The real estate recovery is set to advance in 2013 as modest gains in leasing, rents, and pricing will extend across U.S. markets from coast-to-coast and improve prospects for all property sectors, according to the findings of the Emerging Trends in Real Estate 2013 report, by PwC US and the Urban Land Institute (ULI).
According to survey participants, despite a slower-than-normal real estate recovery track, U.S. property sectors and markets will register noticeably better prospects as compared with last year. Recent job creation should be enough to increase absorption and push down vacancy rates in the office, industrial, and retail sectors, helped by the limited new supply in commercial markets. Robust demand for apartments should hold up, survey respondents indicate, even as new construction ramps up – and even the housing sector makes progress in most regions. Additionally, improving fundamentals should help with rents and net operating incomes, building confidence about sustained growth and strengthening recent appreciation.

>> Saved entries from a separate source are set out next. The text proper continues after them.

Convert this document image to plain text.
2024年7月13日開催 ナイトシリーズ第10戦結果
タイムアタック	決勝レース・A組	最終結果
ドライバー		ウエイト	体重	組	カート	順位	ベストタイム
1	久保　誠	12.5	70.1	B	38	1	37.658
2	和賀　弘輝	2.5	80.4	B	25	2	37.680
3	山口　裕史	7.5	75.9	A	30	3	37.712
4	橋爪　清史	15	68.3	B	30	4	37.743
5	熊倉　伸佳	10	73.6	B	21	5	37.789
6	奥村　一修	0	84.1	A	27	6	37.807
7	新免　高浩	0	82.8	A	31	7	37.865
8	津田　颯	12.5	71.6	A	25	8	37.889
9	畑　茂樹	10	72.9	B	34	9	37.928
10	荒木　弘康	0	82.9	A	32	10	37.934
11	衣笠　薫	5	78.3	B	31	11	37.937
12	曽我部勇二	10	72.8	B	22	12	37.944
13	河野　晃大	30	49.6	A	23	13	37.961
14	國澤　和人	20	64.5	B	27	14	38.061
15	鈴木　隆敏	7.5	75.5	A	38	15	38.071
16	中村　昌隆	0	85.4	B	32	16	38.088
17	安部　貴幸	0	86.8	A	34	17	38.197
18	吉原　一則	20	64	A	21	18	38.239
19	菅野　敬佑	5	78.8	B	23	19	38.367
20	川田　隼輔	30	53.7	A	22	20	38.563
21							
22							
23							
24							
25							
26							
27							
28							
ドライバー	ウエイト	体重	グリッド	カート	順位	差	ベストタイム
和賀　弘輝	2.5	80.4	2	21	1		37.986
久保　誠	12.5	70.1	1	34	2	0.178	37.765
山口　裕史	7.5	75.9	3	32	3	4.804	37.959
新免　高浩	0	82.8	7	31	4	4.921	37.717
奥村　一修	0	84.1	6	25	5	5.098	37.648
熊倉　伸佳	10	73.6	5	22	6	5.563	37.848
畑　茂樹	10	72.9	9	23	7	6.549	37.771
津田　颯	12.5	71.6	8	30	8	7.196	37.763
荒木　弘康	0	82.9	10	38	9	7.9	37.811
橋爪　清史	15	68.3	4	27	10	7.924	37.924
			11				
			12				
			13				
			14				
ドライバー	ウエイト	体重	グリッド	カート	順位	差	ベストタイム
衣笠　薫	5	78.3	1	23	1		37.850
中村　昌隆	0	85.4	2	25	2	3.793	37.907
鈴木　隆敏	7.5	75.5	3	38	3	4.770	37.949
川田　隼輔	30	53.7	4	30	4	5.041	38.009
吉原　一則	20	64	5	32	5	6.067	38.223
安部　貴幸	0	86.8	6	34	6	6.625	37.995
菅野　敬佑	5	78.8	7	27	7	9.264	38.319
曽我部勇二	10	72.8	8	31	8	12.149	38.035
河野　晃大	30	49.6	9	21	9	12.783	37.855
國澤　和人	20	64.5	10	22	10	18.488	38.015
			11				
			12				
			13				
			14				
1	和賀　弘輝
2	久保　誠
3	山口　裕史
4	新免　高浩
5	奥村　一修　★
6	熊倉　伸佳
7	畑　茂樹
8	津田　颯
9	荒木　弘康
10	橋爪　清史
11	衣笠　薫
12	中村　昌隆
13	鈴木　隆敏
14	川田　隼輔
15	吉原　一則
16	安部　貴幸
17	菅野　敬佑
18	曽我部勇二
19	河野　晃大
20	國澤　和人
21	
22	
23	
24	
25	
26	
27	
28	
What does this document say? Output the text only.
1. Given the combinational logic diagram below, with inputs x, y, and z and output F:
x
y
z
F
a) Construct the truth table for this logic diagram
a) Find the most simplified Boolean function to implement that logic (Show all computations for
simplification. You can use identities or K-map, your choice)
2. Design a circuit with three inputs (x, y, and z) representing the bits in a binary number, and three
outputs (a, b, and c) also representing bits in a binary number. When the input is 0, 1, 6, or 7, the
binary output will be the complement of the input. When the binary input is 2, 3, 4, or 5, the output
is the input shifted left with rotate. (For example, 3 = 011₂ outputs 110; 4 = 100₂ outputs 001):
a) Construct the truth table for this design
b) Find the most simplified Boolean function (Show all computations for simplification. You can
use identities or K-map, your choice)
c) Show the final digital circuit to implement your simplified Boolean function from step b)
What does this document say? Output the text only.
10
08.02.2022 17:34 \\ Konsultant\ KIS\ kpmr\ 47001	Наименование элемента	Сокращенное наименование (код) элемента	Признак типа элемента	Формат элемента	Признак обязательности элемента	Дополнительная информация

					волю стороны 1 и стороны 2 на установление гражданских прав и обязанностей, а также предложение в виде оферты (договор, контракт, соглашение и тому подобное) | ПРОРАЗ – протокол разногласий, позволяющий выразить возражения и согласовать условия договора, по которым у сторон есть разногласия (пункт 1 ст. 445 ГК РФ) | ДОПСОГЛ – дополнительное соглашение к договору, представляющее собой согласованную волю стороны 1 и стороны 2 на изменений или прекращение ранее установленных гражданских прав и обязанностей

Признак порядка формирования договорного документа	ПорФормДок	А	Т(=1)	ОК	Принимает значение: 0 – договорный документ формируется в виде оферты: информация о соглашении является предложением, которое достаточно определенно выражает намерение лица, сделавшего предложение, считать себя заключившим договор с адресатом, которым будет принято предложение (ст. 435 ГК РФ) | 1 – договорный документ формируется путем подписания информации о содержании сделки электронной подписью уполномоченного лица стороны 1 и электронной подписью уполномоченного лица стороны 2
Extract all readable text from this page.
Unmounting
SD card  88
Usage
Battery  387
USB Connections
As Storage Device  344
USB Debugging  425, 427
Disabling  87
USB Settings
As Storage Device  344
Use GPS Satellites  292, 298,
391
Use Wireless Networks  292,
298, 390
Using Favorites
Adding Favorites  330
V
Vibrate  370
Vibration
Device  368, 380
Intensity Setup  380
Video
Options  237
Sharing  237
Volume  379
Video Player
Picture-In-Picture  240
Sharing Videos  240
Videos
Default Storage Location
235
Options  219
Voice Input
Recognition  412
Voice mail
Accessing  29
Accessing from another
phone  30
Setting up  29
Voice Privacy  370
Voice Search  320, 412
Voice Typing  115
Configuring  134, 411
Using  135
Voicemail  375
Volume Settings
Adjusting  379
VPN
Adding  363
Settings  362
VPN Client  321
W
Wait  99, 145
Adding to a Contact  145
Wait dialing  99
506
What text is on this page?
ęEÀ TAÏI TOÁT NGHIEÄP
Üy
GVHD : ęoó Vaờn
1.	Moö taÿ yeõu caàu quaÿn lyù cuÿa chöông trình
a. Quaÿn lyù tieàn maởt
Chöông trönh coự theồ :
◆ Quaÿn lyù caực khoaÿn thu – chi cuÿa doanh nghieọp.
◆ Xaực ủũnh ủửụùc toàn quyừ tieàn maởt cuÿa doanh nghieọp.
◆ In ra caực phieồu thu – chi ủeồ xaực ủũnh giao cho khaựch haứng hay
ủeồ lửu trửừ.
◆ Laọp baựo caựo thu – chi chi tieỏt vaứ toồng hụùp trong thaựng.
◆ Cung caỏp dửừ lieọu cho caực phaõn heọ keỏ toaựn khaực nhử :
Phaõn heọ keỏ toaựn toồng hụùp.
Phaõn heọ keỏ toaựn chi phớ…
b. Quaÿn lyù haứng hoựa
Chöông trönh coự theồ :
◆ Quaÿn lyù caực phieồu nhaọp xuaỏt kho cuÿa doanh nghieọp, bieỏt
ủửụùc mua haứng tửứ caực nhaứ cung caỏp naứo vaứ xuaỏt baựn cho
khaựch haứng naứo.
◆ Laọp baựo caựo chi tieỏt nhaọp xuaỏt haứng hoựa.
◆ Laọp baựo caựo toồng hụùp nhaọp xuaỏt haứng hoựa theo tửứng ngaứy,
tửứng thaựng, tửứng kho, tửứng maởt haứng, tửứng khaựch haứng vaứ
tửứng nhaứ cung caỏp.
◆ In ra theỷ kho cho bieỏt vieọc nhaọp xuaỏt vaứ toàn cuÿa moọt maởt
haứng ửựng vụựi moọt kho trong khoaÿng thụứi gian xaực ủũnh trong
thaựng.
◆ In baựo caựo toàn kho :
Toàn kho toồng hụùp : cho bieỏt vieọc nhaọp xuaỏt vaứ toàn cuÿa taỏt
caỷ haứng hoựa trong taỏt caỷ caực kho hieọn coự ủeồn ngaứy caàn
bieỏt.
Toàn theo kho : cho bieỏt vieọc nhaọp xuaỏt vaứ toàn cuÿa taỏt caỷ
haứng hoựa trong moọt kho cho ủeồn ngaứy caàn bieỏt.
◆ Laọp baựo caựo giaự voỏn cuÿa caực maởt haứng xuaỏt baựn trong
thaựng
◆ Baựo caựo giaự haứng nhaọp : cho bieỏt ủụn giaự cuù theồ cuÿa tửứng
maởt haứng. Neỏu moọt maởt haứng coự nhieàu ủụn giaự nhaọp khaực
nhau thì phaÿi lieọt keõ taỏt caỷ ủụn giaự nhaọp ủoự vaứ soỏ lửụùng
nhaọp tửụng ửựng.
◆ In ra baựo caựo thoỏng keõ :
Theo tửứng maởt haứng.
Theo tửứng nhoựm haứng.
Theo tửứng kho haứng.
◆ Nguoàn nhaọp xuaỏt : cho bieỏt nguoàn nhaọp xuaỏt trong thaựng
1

"With the outlook for commercial real estate continuing to improve in 2013, investors are expected to allocate substantial sums of capital to the real estate asset class, according to our survey respondents" Mitch Roschelle, partner, U.S. real estate advisory practice leader, PwC, said in a statement.
Stephen Blank, ULI’s senior resident fellow for real estate finance, noted that investors must keep in mind recent progress made in the industry as they prepare for a slow but steady recovery. "What these findings suggest is that, in general, the industry is moving forward bit by bit. Nothing indicates a quick turnaround for commercial real estate, but it is improving. Those who are patient and willing to rethink their expectations and adapt to market realities are the most likely to come out ahead next year."